The desert is full of secrets, and one of the biggest ones is the abundance of life that finds home in the nearly 800,000 acres that encompass the park. In addition to holding three separate ecosystems—the Colorado Desert, the Mojave Desert, and the Little San Bernardino Mountains— you can find (of course) Joshua Trees, California juniper and pinyon pine, as well as herds of desert bighorn, six species of rattlesnakes, and many different kinds of migratory birds that rest here on their way to the Pacific. Lizards and ground squirrels are also easy to spot, while many residents (including the sheep and snakes) come out at night, including the kangaroo rats, coyotes, and black-tailed jack rabbits. The best time to catch a glimpse is dusk or dawn. If wildflowers are your thing, springtime is a wonderful season to head to the park, as they are in full bloom. Be sure to check out a the wildflower guides when you go.
Joshua Tree is almost as well known for its truly spectacular rock formations as for the Suessical vegetation that gives the park its name. Those who want to learn more about the rich geological history should absolutely check out the Geology Motor Tour , which takes you through 18 miles of desert and has 16 stops featuring the park’s most fascinating landscapes. Keep in mind that, in good weather, sedans and vans can make it as far as stop #9 on the trip, then four wheel drive is required. But even if you can only make it halfway, it is absolutely worth the journey to see some of California’s most striking geological formations.

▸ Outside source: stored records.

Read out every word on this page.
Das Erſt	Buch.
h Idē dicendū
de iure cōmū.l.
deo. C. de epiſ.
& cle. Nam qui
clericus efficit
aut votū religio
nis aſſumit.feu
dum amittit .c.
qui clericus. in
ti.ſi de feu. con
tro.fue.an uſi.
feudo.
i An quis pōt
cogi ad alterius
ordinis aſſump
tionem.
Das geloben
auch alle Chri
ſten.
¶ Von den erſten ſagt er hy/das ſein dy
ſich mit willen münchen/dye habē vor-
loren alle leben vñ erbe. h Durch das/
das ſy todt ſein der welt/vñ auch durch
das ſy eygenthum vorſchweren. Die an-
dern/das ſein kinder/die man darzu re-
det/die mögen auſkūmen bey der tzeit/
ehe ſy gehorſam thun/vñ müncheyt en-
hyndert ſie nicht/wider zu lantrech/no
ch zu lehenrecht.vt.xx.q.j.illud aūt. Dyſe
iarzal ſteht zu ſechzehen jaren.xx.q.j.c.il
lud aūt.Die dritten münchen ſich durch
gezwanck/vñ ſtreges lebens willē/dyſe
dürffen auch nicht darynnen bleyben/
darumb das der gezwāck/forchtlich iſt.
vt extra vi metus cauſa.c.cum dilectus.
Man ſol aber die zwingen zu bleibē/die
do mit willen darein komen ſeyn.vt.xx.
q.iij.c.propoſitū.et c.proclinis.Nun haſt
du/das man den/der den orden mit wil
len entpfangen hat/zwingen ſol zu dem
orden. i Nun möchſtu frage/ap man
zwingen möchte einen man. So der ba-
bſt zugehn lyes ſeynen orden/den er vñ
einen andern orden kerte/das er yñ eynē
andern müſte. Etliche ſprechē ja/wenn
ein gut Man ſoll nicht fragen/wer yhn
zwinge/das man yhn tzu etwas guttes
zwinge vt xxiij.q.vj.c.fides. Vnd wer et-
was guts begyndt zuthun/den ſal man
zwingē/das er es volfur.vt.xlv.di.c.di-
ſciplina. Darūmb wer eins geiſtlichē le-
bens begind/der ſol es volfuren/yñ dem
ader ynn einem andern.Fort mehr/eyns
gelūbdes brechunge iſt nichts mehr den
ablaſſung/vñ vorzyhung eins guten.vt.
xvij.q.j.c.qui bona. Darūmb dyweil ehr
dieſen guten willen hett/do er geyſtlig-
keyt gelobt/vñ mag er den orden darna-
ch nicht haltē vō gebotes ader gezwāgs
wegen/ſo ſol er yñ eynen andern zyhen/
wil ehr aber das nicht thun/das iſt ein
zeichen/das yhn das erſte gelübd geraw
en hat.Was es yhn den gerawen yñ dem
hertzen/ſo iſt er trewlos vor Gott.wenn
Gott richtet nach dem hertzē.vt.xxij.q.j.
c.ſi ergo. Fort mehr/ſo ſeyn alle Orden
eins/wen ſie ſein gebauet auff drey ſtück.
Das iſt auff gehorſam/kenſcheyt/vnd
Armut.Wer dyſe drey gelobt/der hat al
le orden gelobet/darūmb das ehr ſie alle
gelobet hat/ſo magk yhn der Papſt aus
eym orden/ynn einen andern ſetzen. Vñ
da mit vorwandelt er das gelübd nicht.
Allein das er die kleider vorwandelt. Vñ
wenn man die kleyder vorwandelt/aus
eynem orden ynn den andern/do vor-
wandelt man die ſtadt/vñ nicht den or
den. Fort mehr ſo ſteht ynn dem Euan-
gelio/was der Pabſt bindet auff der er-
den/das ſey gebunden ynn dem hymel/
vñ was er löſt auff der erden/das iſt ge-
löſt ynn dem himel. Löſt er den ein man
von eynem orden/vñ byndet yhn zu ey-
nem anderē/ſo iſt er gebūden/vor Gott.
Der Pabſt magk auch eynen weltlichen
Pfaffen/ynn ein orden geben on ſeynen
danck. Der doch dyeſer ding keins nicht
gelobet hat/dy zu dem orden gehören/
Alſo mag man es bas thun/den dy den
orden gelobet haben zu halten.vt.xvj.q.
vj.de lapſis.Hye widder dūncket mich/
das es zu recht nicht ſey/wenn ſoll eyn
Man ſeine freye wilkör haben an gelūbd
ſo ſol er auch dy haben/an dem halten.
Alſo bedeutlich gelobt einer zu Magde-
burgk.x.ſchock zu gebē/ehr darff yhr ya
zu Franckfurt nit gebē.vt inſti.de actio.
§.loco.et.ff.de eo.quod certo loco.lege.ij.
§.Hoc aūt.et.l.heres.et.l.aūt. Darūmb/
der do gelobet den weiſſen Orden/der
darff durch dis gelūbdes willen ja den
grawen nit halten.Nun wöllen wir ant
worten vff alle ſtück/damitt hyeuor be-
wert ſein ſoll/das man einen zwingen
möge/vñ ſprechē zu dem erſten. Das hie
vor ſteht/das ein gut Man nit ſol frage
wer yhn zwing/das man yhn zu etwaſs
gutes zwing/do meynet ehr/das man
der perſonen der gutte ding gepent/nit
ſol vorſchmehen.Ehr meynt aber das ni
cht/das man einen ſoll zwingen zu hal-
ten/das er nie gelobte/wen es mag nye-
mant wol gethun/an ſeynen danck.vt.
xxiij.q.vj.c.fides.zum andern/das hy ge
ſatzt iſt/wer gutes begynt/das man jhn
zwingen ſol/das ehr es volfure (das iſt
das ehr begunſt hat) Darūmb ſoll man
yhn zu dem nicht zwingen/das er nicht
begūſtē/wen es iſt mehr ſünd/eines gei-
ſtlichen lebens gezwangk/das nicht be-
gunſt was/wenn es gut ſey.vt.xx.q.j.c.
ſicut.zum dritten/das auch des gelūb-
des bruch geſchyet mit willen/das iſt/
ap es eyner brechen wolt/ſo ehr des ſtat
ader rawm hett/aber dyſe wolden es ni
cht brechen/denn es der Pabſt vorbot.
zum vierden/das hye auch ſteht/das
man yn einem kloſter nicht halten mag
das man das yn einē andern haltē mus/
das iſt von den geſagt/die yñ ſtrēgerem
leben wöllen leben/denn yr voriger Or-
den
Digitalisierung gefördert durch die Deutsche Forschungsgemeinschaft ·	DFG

Humans have occupied the area encompassed by Joshua Tree National Park's nearly 800,000 acres for at least 5,000 years. The first group known to inhabit the area was the Pinto Culture, followed by the Serrano, the Chemehuevi, and the Cahuilla.
In the 1800s cattlemen drove their cows into the area for the ample grass available at the time and built water impoundments for them.Miners dug tunnels through the earth looking for gold and made tracks across the desert with their trucks. Homesteaders began filing claims in the 1900s. They built cabins, dug wells, and planted crops.
Each group left its mark upon the land and contributed to the rich cultural history of Joshua Tree National Park. The park protects 501 archeological sites, 88 historic structures, 19 cultural landscapes, and houses 123,253 items in its museum collections.
After the area became a national monument in 1936, local and regional residents were the primary park visitors. As Southern California grew so did park visitation; Joshua Tree now lies within a three-hour drive of more than 18 million people. Since Joshua Tree was elevated from national monument to national park status in 1994 however, greater numbers of visitors from around the nation and the world come to experience Joshua Tree National Park.